I’m finally getting to comment on the first episode of Cosmos hosted by physicist Neil deGrasse Tyson which I found to be very good overall. I was struck however, by the claim that Giordano Bruno merely made a “lucky guess”. This is part of the same kind of poorly informed view that ignores earlier phases of science. Others @Slate @coreyspowell have pointed out, The Cosmos didn’t do a great job presenting the complexities of Bruno but these writers are also operating from an incomplete view.  As stated earlier in African Information Engineering Part 2 a close examination challenges

“the unscientific notion that early human thinkers were rooted in and blinded by religious views.”

Frances Yate’s Art of Memory makes a compelling case for how Bruno represents a path from Egypt to the growth of the scientific method.
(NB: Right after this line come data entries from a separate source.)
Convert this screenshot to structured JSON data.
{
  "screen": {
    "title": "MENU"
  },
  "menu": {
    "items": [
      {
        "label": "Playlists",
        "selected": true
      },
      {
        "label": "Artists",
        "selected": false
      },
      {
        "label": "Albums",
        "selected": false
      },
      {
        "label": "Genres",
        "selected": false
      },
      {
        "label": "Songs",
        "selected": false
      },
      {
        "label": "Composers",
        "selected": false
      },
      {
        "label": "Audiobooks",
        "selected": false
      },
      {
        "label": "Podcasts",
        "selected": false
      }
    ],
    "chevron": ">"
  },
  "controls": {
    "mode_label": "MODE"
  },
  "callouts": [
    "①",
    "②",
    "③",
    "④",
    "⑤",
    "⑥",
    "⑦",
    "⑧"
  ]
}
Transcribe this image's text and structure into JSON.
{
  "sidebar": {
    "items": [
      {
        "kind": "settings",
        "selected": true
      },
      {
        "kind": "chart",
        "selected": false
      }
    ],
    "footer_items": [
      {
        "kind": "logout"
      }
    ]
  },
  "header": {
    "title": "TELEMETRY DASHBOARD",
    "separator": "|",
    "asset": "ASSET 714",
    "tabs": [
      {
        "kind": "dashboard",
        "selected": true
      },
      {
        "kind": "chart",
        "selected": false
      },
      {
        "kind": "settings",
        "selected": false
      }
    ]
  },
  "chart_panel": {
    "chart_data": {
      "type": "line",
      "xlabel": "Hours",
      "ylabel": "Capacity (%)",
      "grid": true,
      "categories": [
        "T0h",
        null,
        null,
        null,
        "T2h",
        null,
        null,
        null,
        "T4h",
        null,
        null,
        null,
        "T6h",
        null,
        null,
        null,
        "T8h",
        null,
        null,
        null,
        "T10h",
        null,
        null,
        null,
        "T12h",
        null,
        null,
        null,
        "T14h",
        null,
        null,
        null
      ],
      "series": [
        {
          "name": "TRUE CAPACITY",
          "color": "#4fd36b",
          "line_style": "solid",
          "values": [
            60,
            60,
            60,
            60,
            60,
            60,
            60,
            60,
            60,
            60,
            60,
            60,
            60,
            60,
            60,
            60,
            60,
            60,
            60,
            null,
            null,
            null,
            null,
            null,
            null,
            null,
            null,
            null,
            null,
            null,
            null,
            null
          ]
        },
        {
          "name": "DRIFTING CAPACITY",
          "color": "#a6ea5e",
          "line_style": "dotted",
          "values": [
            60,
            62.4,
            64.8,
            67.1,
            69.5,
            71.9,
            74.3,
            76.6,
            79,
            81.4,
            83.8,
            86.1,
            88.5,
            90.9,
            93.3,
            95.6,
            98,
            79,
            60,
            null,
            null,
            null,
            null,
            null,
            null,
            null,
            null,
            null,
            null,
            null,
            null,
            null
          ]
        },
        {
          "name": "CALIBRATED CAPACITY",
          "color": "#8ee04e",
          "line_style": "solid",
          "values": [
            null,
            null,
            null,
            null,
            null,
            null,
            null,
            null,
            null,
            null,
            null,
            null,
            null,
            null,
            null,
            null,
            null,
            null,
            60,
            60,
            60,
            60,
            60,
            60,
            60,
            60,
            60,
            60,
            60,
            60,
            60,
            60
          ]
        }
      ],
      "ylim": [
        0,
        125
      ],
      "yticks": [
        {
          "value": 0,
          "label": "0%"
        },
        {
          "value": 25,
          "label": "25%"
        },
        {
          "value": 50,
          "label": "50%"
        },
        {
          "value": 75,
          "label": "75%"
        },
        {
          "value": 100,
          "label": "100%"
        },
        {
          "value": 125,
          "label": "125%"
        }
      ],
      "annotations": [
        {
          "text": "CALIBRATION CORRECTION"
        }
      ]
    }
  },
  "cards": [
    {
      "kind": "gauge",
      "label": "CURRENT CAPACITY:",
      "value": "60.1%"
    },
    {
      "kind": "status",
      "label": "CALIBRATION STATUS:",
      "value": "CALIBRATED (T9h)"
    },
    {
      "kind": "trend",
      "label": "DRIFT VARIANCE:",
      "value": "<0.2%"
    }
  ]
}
Newton and Leibniz were both influenced by Bruno and both intermixed religion and science(google Newton alchemy).

More important than correcting the historical record, is examining how Bruno(and those before him) were able to conceive of things they had no experimental data for. “Lucky guess” isn’t a solid scientific explanation.  Bruno was using sophisticated spatial/geometrical techniques to develop and test ideas.  In his posthumously published The Computer and the Brain, John von Neumann says

“…when we talk mathematics, we may be discussing a secondary language, built on the primary language truly used by the central nervous system.”

Perhaps The Shadows of Ideas are baked into the fabric of the Cosmos in a way that makes it possible for human consciousness to perceive the math science depends on. Maybe that’s why Adinkra symbols map very easily to supersymmetry. We don’t know but good science requires us to explore the facts we have at hand. We will all benefit from a more complete view of humanity’s journey and it may likely IMO prove to be necessary in order to comprehend the wonders of the Cosmos STEM is helping to reveal.